Language question: can half-width and full-width characters appear together in the same sentence? I'm wondering how the console determines the width required? Does it use some kind of WINAPI call for the character set?
In computing, my answer is yes. Though this isn't a strict rule, most common usage is half-width alphanumeric and full-width katakana as seen in po/ja.po. Do you know Unicode Standard Annex #11, East Asian Width [1]? According to the document, Unicode character is classified into six: Ambiguous, Fullwidth, Halfwidth, Narrow, Wide, or Neutral (= Not East Asian). I'm not sure how native console determines the width required, but it seems that Ambiguous, Fullwidth and Wide characters require two cell buffers in Japanese locale on Windows 7. Unfortunately, there is no APIs to get this East Asian Width classification directly. However, GetStringType (C3_HALFWIDTH or C3_FULLWIDTH) partially helps us (again).

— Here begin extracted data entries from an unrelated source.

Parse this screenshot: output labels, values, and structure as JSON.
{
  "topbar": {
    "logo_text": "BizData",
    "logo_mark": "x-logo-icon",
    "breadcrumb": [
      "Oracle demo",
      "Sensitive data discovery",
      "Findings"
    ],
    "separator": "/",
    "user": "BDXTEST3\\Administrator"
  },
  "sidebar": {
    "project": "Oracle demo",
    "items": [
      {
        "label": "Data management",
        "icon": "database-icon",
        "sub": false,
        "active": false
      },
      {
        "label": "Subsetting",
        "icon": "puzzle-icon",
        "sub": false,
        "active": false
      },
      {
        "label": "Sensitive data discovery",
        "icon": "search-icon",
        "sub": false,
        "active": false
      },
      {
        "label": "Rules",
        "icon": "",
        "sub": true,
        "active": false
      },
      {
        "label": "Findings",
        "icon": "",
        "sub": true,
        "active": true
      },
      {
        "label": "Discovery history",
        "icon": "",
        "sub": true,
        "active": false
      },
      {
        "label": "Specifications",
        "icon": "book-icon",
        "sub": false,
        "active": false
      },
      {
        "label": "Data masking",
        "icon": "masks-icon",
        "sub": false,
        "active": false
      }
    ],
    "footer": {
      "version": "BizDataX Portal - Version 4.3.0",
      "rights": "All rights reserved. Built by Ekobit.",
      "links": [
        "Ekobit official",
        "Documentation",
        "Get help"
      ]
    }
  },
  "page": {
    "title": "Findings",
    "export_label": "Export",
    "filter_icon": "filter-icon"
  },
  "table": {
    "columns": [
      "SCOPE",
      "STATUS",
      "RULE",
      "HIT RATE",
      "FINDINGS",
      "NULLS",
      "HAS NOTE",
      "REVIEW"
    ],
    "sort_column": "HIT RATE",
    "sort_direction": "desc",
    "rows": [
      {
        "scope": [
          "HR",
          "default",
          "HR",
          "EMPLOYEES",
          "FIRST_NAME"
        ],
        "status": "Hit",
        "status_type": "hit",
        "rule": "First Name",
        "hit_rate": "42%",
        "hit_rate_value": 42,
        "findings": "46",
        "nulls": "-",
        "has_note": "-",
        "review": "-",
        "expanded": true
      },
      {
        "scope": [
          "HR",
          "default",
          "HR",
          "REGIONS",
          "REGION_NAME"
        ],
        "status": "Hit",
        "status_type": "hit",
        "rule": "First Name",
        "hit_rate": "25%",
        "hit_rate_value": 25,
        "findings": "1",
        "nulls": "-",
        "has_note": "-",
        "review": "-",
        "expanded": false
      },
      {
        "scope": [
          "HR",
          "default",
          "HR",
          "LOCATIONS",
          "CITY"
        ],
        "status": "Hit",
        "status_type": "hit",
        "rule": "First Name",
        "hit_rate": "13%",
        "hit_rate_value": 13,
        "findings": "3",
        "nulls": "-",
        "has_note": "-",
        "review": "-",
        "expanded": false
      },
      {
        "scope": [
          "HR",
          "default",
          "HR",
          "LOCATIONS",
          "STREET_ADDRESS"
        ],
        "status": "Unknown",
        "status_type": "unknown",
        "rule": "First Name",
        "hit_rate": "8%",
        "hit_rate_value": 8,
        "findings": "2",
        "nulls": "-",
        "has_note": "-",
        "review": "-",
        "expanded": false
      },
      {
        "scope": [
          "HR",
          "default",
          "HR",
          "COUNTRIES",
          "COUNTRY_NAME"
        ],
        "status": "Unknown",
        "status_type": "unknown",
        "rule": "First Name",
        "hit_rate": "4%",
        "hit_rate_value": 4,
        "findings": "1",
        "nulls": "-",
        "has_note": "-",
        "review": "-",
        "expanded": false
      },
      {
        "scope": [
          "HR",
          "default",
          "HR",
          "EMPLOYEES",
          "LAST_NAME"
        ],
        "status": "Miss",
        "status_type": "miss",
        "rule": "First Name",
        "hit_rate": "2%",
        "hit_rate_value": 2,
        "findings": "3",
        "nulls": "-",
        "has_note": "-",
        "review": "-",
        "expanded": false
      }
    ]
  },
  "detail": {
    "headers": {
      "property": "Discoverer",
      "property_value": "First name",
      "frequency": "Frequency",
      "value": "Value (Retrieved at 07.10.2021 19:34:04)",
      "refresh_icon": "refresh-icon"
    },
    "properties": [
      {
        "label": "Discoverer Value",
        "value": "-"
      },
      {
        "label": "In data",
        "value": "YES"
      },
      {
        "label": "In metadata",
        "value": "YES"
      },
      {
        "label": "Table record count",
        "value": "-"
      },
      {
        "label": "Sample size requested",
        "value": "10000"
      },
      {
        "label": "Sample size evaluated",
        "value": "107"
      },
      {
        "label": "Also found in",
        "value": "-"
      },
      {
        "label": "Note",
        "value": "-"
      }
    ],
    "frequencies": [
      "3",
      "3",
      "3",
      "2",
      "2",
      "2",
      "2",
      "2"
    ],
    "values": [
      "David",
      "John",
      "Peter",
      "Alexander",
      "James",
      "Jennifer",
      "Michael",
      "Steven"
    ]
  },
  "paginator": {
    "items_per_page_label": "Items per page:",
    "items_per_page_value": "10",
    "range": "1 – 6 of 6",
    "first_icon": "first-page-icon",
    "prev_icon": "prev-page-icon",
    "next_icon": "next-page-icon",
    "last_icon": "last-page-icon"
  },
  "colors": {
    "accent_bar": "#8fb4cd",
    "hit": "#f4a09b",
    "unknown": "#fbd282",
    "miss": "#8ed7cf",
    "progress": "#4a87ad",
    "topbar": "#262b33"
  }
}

Thanks for adding that link to the Unicode annex. It was really useful.
I've begun looking into functions to determine character width. wcwidth() and wcswidth() (not in ISO C) are worth looking at.
StackOverflow [1] has some useful information, including an old C-based implementation of wcwidth and friends. It's worth testing on mixed width strings to see how useful it is. We may be able to update it to use the latest Unicode standard.
[1] http://stackoverflow.com/questions/3634627/how-to-know-the-preferred-display...